In vector calculus, the gradient of a scalar-valued differentiable function ${\displaystyle f}$ of several variables is the vector field (or vector-valued function) ${\displaystyle \nabla f}$ whose value at a point ${\displaystyle p}$ is the "direction and rate of fastest increase". If the gradient of a function is non-zero at a point ${\displaystyle p}$, the direction of the gradient is the direction in which the function increases most quickly from ${\displaystyle p}$, and the magnitude of the gradient is the rate of increase in that direction, the greatest absolute directional derivative. Further, a point where the gradient is the zero vector is known as a stationary point. The gradient thus plays a fundamental role in optimization theory, where it is used to maximize a function by gradient ascent. In coordinate-free terms, the gradient of a function ${\displaystyle f(\mathbf {r} )}$ may be defined by:

${\displaystyle df=\nabla f\cdot d{\bf {r}}}$

where ${\displaystyle df}$ is the total infinitesimal change in ${\displaystyle f}$ for an infinitesimal displacement ${\displaystyle d{\bf {r}}}$, and is seen to be maximal when ${\displaystyle d{\bf {r}}}$ is in the direction of the gradient ${\displaystyle \nabla f}$. The nabla symbol ${\displaystyle \nabla }$, written as an upside-down triangle and pronounced "del", denotes the vector differential operator.

When a coordinate system is used in which the basis vectors are not functions of position, the gradient is given by the vector whose components are the partial derivatives of ${\displaystyle f}$ at ${\displaystyle p}$. That is, for ${\displaystyle f\colon \mathbb {R} ^{n}\to \mathbb {R} }$, its gradient ${\displaystyle \nabla f\colon \mathbb {R} ^{n}\to \mathbb {R} ^{n}}$ is defined at the point ${\displaystyle p=(x_{1},\ldots ,x_{n})}$ in n-dimensional space as the vector

${\displaystyle \nabla f(p)={\begin{bmatrix}{\frac {\partial f}{\partial x_{1}}}(p)\\\vdots \\{\frac {\partial f}{\partial x_{n}}}(p)\end{bmatrix}}.}$

The gradient is dual to the total derivative ${\displaystyle df}$: the value of the gradient at a point is a tangent vector – a vector at each point; while the value of the derivative at a point is a cotangent vector – a linear functional on vectors.

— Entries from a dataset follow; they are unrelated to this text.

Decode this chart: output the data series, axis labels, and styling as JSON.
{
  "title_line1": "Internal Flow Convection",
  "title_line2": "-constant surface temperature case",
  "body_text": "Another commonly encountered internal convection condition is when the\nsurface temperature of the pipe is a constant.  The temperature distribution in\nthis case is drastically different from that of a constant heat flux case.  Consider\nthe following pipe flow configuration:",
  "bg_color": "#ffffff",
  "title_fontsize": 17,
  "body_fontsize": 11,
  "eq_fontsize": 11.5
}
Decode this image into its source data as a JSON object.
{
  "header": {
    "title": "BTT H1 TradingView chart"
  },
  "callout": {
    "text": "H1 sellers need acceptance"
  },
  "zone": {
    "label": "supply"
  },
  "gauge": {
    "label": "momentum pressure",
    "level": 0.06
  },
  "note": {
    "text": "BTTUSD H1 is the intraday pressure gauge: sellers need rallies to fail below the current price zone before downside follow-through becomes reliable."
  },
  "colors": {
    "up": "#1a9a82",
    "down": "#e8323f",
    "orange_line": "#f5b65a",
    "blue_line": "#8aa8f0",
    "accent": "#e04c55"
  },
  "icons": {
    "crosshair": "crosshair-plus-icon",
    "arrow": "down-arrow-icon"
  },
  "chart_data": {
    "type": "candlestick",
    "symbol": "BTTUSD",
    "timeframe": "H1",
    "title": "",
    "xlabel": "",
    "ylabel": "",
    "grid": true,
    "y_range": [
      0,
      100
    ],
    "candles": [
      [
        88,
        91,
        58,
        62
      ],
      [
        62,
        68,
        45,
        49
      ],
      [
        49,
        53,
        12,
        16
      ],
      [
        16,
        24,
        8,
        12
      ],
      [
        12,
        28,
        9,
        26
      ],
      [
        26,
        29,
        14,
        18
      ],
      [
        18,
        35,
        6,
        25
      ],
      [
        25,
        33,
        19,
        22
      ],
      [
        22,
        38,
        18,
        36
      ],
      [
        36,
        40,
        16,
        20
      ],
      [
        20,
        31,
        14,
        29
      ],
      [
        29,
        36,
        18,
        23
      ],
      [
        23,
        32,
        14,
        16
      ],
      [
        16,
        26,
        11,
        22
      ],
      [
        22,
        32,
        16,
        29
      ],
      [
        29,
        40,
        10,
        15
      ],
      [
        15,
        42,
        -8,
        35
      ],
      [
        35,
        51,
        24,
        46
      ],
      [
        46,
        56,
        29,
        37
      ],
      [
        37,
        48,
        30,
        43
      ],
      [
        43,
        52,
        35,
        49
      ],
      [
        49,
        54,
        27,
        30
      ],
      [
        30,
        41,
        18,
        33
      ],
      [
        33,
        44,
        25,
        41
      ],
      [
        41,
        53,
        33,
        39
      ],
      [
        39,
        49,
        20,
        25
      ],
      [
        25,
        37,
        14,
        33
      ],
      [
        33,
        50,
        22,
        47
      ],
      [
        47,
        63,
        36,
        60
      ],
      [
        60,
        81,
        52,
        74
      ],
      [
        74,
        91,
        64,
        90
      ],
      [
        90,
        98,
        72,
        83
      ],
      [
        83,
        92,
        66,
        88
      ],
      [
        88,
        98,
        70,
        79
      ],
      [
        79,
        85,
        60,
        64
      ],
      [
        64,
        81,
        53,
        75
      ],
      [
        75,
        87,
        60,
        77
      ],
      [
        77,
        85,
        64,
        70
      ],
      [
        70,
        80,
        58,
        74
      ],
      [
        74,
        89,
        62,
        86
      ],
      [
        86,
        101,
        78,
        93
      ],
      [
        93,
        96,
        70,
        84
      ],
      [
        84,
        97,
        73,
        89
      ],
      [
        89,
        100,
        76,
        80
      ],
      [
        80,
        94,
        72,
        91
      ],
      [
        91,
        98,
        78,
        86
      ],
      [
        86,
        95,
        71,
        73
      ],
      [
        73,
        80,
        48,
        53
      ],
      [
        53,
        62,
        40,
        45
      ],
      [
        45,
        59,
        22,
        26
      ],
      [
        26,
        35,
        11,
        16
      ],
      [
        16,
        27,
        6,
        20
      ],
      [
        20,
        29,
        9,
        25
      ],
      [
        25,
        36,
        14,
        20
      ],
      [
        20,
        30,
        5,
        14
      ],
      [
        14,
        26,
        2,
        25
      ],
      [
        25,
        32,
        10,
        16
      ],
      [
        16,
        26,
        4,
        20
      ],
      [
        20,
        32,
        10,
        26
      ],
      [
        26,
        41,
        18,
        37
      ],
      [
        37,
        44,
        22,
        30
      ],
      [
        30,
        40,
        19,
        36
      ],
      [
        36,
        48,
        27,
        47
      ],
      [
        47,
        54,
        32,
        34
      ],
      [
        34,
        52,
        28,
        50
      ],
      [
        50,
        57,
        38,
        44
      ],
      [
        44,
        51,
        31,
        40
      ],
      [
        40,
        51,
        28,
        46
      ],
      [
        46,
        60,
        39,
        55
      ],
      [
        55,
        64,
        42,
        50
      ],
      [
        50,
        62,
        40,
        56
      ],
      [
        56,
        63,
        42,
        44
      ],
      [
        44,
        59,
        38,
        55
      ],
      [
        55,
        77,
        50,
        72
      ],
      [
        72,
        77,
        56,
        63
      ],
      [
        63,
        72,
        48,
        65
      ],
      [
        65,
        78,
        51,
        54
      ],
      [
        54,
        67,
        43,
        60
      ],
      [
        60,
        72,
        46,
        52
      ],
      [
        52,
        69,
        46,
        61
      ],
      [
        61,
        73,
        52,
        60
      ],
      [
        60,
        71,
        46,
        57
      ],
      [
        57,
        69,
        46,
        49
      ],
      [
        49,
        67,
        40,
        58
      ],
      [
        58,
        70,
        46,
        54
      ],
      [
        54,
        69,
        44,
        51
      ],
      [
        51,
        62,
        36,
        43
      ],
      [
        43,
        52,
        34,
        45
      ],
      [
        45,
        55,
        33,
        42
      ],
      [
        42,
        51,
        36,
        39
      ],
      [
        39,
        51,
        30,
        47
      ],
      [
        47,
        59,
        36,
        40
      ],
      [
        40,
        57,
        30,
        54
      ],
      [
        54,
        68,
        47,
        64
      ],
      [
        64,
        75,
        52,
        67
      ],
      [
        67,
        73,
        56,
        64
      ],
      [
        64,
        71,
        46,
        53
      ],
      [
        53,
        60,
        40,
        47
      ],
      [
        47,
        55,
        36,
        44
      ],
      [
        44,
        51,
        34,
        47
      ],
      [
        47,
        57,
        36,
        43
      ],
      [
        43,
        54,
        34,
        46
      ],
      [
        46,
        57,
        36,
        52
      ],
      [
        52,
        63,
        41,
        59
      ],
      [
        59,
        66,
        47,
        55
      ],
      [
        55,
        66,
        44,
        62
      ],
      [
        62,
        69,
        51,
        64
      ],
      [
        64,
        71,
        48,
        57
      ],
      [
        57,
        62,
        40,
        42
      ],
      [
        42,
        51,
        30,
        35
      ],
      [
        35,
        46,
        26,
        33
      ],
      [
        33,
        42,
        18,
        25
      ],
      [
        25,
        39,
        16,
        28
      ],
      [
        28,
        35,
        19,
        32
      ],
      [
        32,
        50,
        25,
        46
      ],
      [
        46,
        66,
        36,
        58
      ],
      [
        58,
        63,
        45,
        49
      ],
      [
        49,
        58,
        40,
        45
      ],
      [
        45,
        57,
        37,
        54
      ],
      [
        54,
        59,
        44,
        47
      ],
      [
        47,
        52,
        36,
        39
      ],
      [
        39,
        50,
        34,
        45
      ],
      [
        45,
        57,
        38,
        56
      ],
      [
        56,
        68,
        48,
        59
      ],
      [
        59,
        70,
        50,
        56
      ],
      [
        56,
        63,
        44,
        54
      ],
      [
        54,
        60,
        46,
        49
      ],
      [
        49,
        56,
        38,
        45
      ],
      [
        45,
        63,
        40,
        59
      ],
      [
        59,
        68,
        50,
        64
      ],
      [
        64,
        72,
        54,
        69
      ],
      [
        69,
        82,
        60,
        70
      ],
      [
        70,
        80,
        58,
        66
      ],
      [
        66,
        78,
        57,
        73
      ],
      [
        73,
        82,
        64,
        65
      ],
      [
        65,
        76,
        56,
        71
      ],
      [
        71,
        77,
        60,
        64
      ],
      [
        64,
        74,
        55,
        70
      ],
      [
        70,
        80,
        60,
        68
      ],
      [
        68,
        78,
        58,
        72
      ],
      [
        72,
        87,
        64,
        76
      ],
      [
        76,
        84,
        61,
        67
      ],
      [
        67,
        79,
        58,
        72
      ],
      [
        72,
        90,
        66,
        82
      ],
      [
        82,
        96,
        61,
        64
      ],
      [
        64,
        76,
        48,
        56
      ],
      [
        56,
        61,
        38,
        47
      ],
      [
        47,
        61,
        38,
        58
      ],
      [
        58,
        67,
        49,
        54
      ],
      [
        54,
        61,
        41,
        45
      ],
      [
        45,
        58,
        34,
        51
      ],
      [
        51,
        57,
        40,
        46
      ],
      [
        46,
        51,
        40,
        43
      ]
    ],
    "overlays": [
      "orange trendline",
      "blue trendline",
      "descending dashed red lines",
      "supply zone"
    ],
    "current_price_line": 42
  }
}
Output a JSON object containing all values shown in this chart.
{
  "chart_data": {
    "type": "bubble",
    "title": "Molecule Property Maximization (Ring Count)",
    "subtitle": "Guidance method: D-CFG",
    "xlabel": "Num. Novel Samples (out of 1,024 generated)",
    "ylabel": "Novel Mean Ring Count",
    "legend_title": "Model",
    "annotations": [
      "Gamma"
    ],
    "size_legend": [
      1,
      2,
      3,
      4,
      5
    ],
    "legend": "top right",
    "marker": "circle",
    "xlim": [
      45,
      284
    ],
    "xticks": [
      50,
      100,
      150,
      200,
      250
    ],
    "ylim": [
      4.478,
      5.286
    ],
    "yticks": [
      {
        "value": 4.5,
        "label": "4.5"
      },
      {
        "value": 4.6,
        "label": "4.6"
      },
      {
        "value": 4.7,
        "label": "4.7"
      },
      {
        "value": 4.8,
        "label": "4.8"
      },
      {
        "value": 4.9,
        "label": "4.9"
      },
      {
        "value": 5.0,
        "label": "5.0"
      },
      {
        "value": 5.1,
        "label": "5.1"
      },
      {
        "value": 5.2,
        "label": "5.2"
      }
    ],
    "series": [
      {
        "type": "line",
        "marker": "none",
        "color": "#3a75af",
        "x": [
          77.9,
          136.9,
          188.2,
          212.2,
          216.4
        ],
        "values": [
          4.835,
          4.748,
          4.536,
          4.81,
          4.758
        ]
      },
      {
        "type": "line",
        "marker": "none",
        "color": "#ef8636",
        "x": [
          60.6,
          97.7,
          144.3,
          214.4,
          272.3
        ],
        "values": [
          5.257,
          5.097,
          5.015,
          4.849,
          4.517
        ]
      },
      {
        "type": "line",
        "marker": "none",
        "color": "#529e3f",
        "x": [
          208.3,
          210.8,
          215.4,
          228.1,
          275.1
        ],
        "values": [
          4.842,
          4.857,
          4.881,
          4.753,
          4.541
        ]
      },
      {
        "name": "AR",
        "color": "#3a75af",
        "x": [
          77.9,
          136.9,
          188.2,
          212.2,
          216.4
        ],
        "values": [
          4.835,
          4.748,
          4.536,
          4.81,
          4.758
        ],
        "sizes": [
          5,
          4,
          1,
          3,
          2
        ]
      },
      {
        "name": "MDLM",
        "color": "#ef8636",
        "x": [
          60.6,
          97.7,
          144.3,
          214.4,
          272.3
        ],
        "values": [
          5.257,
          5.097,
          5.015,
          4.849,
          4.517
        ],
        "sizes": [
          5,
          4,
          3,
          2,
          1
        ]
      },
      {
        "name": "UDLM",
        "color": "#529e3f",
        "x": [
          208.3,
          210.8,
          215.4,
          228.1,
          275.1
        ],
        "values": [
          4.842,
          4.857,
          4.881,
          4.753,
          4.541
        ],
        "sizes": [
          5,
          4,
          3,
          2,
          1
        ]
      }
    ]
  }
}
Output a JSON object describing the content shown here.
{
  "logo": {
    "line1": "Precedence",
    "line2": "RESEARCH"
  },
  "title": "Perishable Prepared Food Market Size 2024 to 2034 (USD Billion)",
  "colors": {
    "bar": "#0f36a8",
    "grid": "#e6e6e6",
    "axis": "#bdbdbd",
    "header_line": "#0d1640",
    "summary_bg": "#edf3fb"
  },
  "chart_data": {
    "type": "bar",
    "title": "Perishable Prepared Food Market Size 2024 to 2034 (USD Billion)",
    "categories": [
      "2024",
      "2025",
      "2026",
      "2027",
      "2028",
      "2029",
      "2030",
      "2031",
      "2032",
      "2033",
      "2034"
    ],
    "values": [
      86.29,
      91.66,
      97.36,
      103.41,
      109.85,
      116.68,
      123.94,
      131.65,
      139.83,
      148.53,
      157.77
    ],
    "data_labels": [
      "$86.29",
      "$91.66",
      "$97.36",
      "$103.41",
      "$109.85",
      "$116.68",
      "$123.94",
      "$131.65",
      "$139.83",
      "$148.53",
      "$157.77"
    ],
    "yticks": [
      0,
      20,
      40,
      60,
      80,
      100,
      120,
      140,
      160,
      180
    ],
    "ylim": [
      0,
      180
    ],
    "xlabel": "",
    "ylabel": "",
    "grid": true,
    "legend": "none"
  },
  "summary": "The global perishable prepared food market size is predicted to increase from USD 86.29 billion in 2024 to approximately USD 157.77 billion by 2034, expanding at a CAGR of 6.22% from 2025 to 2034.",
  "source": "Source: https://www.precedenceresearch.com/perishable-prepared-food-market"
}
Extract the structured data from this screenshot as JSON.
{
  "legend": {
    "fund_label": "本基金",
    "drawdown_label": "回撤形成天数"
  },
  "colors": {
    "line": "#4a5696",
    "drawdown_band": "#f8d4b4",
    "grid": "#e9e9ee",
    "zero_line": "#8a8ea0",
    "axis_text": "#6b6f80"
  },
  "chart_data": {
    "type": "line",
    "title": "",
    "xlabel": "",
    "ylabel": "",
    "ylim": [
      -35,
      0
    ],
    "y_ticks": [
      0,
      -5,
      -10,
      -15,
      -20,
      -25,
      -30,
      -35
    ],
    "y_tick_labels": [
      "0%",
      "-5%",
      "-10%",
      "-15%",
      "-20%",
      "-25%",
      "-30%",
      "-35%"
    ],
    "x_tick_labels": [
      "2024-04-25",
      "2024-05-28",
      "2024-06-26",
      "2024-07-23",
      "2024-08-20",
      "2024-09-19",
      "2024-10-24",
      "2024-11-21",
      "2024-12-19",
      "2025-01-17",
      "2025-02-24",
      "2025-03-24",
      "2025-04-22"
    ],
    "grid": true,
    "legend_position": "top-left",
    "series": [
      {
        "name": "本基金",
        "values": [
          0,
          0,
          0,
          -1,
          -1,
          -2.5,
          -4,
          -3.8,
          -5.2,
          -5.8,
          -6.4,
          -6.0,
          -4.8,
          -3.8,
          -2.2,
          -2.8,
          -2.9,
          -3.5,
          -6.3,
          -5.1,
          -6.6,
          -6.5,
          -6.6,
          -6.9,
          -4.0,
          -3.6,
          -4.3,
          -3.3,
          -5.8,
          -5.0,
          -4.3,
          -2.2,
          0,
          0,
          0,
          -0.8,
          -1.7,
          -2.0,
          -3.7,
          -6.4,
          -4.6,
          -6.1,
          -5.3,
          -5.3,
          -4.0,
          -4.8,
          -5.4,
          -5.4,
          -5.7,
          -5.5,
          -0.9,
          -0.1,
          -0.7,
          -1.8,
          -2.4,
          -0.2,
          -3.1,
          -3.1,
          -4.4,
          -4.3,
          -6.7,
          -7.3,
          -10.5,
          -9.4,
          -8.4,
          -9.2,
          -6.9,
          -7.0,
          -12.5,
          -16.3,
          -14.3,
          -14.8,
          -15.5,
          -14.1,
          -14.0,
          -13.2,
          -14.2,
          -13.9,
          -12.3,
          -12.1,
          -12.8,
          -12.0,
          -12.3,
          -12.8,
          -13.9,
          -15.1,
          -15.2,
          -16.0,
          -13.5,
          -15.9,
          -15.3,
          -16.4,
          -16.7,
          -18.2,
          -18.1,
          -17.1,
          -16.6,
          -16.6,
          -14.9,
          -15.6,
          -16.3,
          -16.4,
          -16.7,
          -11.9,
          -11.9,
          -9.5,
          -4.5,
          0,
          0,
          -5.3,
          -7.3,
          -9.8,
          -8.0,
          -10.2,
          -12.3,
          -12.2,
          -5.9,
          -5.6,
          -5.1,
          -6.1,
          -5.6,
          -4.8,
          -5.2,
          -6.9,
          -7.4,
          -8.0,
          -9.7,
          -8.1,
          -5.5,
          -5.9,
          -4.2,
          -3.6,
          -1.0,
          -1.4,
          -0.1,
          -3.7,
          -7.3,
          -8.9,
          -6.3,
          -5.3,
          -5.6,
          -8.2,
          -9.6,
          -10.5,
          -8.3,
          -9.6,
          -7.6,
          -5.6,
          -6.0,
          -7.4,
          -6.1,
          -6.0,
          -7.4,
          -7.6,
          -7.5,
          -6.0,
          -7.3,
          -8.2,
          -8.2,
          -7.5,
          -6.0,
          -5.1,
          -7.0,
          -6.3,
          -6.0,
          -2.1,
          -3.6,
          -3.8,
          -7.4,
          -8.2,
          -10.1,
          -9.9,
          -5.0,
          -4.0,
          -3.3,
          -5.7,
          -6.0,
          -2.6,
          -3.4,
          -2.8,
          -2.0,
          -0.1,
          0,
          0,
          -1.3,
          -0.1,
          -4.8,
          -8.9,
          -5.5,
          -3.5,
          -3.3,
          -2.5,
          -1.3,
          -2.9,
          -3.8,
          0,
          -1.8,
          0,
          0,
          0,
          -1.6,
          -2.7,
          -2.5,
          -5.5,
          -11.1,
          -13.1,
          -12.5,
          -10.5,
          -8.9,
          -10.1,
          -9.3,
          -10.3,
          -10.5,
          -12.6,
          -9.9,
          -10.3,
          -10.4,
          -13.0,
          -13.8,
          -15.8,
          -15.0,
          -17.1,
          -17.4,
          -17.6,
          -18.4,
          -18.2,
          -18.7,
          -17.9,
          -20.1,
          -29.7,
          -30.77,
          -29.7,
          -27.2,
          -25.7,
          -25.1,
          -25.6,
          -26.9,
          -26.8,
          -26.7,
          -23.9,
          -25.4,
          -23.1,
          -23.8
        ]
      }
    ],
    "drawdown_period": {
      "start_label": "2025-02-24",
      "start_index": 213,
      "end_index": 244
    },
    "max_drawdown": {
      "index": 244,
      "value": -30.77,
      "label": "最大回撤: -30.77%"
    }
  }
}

They are related in that the dot product of the gradient of ${\displaystyle f}$ at a point ${\displaystyle p}$ with another tangent vector ${\displaystyle \mathbf {v} }$ equals the directional derivative of ${\displaystyle f}$ at ${\displaystyle p}$ of the function along ${\displaystyle \mathbf {v} }$; that is, ${\textstyle \nabla f(p)\cdot \mathbf {v} ={\frac {\partial f}{\partial \mathbf {v} }}(p)=df_{p}(\mathbf {v} )}$. The gradient admits multiple generalizations to more general functions on manifolds; see § Generalizations.